The National Court (Audiencia Nacional – AN) has issued an order declaring the dismissals of 174 workers from Ryanair bases in the Canary Islands and Balearic Islands as inadmissible, due to an employment regulation file (ERE) that has already been declared illegal, forcing the Irish low cost airline to compensate these workers.

 


The compensation, according to the USO union, more than doubles Ryanair’s attempted proposal of liability.  It obliges Ryanair to additionally compensate workers with 15 additional days per year of service provision.

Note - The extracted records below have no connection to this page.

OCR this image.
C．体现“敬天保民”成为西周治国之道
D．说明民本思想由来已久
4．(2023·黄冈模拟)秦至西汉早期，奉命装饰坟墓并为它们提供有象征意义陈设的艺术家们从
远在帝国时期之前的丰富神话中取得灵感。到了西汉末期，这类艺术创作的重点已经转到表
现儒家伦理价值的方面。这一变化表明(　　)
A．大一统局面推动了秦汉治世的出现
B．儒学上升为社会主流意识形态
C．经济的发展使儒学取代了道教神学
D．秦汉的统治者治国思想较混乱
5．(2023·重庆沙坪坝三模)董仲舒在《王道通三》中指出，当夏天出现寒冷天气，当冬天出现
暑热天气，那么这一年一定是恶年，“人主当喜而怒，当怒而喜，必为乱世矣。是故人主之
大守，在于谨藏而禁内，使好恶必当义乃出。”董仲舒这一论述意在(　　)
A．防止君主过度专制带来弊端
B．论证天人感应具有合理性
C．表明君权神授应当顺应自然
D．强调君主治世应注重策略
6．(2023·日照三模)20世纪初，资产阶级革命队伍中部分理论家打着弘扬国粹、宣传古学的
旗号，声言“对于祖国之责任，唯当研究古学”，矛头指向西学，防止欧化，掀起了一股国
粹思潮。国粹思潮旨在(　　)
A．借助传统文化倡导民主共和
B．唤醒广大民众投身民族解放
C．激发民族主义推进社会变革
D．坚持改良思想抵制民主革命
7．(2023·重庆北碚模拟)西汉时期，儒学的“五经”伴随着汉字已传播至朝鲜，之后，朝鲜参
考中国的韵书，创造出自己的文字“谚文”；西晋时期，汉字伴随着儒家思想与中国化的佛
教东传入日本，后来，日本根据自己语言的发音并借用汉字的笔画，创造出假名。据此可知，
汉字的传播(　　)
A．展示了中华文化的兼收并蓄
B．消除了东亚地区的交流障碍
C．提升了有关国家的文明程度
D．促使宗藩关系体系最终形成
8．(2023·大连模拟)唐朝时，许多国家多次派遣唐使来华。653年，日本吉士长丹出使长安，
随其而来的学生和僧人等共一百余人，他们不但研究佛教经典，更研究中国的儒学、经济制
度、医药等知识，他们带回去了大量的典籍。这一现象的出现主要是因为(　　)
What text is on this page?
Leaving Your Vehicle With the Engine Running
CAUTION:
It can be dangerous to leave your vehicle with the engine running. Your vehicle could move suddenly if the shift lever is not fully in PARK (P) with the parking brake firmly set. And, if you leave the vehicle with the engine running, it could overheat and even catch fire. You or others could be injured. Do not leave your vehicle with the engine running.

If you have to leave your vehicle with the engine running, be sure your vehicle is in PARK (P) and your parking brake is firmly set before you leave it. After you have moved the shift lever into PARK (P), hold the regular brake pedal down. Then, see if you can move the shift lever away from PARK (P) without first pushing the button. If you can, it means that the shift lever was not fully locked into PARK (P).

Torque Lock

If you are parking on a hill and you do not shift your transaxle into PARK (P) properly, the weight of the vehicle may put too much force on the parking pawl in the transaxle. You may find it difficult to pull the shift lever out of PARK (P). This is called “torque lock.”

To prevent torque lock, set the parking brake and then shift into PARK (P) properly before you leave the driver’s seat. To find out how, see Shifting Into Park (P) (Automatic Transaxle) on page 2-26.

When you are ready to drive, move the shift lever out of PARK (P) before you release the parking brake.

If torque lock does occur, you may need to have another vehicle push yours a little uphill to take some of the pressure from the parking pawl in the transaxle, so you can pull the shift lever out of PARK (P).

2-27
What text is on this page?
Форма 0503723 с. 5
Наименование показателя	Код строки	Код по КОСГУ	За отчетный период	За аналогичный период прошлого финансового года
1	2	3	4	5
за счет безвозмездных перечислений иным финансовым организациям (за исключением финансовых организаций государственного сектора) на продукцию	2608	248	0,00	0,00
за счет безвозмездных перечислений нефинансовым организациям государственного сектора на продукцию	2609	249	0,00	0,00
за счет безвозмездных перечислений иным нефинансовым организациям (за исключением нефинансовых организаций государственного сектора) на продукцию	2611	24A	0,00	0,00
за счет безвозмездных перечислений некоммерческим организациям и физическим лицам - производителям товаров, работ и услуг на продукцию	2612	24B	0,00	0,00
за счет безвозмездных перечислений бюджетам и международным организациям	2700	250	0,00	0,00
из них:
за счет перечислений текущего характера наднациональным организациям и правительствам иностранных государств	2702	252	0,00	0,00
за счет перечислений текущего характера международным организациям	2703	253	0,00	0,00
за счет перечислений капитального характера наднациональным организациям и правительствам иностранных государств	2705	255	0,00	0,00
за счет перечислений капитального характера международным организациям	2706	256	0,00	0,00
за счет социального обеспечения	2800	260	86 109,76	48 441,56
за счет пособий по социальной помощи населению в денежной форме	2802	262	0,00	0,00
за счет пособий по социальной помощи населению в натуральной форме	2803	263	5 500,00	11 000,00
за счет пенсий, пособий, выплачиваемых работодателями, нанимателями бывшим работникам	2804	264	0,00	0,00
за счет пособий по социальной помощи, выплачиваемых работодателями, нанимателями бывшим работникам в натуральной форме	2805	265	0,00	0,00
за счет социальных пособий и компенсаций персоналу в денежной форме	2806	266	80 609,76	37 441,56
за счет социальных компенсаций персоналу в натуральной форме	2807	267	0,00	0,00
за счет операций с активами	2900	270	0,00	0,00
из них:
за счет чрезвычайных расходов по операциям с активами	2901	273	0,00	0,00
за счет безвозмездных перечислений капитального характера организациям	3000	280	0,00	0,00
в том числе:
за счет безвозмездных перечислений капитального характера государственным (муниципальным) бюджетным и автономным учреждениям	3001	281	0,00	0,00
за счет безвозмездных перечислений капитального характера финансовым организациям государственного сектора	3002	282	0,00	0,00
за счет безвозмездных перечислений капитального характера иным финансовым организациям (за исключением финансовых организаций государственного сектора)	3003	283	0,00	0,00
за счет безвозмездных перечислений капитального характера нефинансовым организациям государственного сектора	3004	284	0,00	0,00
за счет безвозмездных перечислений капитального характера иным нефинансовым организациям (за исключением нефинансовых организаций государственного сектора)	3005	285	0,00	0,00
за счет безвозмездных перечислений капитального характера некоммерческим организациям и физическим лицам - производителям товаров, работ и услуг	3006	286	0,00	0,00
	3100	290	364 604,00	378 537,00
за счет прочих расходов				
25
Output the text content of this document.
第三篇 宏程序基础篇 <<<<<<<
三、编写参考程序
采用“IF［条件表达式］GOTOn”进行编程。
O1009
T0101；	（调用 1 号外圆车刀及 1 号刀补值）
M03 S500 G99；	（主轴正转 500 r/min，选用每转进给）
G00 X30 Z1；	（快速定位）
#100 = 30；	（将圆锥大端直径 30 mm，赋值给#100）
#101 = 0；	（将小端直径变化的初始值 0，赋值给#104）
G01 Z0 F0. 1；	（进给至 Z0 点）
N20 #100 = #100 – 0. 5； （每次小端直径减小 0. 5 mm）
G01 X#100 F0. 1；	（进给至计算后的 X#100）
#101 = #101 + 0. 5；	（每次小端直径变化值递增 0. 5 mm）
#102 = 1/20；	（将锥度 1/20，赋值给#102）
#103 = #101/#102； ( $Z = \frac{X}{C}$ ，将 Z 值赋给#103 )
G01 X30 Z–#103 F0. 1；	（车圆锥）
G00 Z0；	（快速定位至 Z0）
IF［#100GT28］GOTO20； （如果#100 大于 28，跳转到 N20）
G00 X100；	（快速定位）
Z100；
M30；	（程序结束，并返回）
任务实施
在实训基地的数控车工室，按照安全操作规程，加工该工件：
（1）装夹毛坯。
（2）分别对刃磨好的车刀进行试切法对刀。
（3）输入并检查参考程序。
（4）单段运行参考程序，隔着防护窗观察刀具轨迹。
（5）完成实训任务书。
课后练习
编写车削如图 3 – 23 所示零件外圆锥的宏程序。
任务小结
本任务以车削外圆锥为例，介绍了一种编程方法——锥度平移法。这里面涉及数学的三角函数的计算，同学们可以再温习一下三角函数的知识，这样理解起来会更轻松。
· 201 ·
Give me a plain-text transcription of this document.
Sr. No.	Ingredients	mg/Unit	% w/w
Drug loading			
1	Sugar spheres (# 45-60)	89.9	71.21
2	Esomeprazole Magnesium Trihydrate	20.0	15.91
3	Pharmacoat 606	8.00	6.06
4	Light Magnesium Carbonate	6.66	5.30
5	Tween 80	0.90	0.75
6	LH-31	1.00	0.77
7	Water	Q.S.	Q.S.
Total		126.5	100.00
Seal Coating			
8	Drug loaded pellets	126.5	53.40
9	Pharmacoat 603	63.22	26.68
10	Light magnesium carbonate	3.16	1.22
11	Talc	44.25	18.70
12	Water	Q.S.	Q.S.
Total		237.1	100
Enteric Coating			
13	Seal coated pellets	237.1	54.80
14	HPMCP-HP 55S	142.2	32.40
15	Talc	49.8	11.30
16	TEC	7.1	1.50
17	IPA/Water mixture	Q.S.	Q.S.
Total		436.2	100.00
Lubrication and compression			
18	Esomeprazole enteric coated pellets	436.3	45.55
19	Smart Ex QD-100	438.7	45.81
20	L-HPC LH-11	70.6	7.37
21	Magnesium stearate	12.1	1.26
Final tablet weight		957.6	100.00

To these compensations are added the salaries not received by these workers since January 9, 2020 together with the payment of the Social Security quotas for the cabin crew and pilots not paid from January 2020 up until March 9, 2021.

The National Court has justified the ruling in the existence of “employer bad faith”; for fraudulent actions carried out by Ryanair after a ruling that declared the ERE null and void. They tried to include workers in a procedure for the suspension of contracts due to force majeure, who were the object of the dismissal declared null and void which was simply seen as “non-compliance with the ruling” simply by trying to use a “different justification” other than their own business interests, in a ruling that clearly states that “rejecting the reinstatements has caused damage to the workers who must receive the maximum compensation for the unjustified loss of their jobs”

The European Cockpit Association (ECA) spoke out against Ryanair’s employee relations tactics as far back as 2019, saying “Ryanair has a history of this behaviour, with the result of alienating its employees.”